Compliance, which has
just opened this week, was one of the best films in the 2012 London
Film Festival. The strange thing about it is that, even among an
audience less film literate, less armed with press kits, and less
dedicated than the one I saw it with at the LFF preview, everyone
seems to know the premise going in (and if you don't know it, stop
reading right now, and come back after you've seen the movie!).
The premise is that the
manager of a fast-food branch gets a call from the police telling her
that they've had a complaint from someone who's had money stolen from
their purse by one of the Chick-Wich counter staff.

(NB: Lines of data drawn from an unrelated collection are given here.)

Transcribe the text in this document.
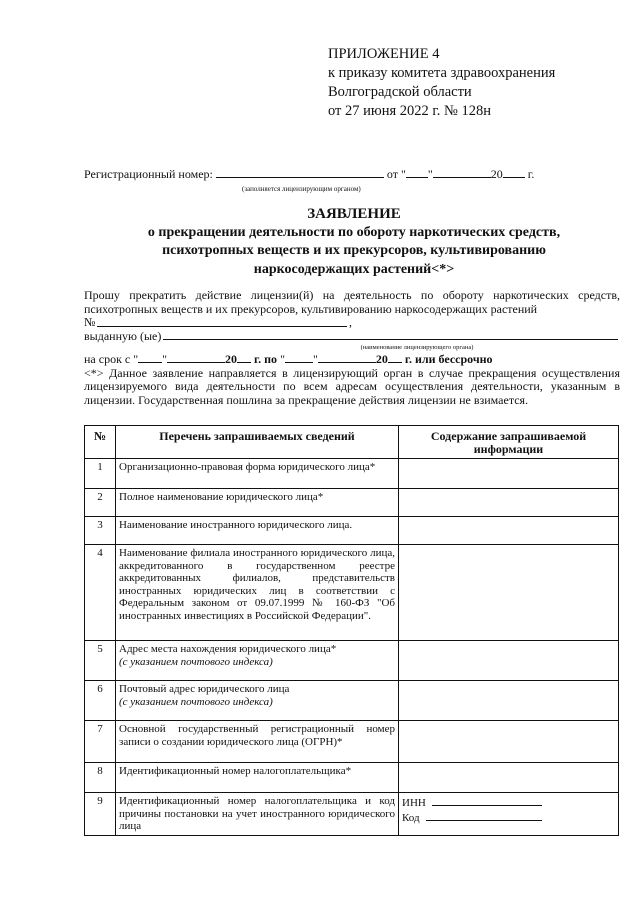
ПРИЛОЖЕНИЕ 4
к приказу комитета здравоохранения
Волгоградской области
от 27 июня 2022 г. № 128н
Регистрационный номер:	от " "	20 г.
(заполняется лицензирующим органом)
ЗАЯВЛЕНИЕ
о прекращении деятельности по обороту наркотических средств,
психотропных веществ и их прекурсоров, культивированию
наркосодержащих растений<*>
Прошу прекратить действие лицензии(й) на деятельность по обороту наркотических средств, психотропных веществ и их прекурсоров, культивированию наркосодержащих растений
№	,
выданную (ые)
(наименование лицензирующего органа)
на срок с " "	20 г. по " "	20 г. или бессрочно
<*> Данное заявление направляется в лицензирующий орган в случае прекращения осуществления лицензируемого вида деятельности по всем адресам осуществления деятельности, указанным в лицензии. Государственная пошлина за прекращение действия лицензии не взимается.
№	Перечень запрашиваемых сведений	Содержание запрашиваемой информации
1	Организационно-правовая форма юридического лица*	
2	Полное наименование юридического лица*	
3	Наименование иностранного юридического лица.	
4	Наименование филиала иностранного юридического лица, аккредитованного в государственном реестре аккредитованных филиалов, представительств иностранных юридических лиц в соответствии с Федеральным законом от 09.07.1999 № 160-ФЗ "Об иностранных инвестициях в Российской Федерации".	
5	Адрес места нахождения юридического лица*
(с указанием почтового индекса)	

6	Почтовый адрес юридического лица
(с указанием почтового индекса)	

7	Основной государственный регистрационный номер записи о создании юридического лица (ОГРН)*	
8	Идентификационный номер налогоплательщика*	
9	Идентификационный номер налогоплательщика и код причины постановки на учет иностранного юридического лица	ИНН
Код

The manager,
Sandra, is told to in effect take the girl, Becky, into custody, and
from that point the voice on the telephone manipulates a series of
more and more serious humiliations for Becky, involving other staff
members and even Sandra's boyfriend.
Now we all know what's
going on; we've heard about the film and/or about the real events
that inspired it. Some of us knew about the Stanley Milgram experiments,
conducted at Yale in 1961, which involved testing people's obedience
to authority by requiring them to administer electrical shocks to
subjects in an experiment. If you knew the procedure of that, you
would recognise the gradually increasing resistance being overcome by
an equally increasing assertion of authority, playing on submissive
doubt.
Compliance accepts all
that, and copes with it very well. It adopts a sort of thriller
format—yet the reveal is relatively early in the film, making the
thriller aspect the question of just how far the staff will go, and
how far the perpetrator will push, and indeed, whether he will get
away with it, even to the point where Becky gets spanked—a sort of
literal Milgram shock. The format only works on its own terms but
also serves to put the audience into the same frame of mind as the
staff: they are constantly checking their own reactions, perhaps, but
not necessarily aware, that they are being manipulated in a manner
not that far removed from the staff. After all, we surrender to the
film-maker's authority and believe their version of reality.
Pat Healy as 'Officer
Daniels' is interesting. He's presented carefully as a kind of
cliched Nazi, a Dr Mengele by phone, and he smokes, always a sign of
extreme detachment from society's mores nowadays. But his voice is
very much like the comedian Bob Newhart's, and Newhart's most famous
routines involved his doing one side of phone calls between famous
people, God and Noah, or Elizabeth I and Walter Raleigh. It's almost
like sending the audience (at least that part old or savvy enough to
recall Newhart) an additional reminder something else is going on.
Craig Zobel, who both
wrote and directed, brings out the flatness, the primary colour drab,
of his characters' lives, and cinematographer Adam Stone reinforces
that with his use of shadowy spaces which signal an existential
dilemma: when Becky is in the office/store room, it's a like a
situation from a Sartre play. Their detachment from each other, the
gap into which the phone cop intercedes. It takes the outsider to
the group, Van, to realise what's going on. And when they do, the
real cops seem too close to the pervert for comfort. In the end, we
feel, the perversion and the experimentation are themselves too
similar, and the movie and the events as well.
A postscript shows us
what happens in 'real' life. Sandra lost Van, and her job. The
fast-food chain was sued for not 'protecting' and employee, as if
there were a training session or seminar that would be relevant to a
fast-food manager's career. The suit further drove the staff apart,
but it was the experiment that had already done that. And when asked,
in the ugfaux-psychology of TV chat shows, whether she was
'brain-washed', Sandra replies, 'I did what I was told to do'.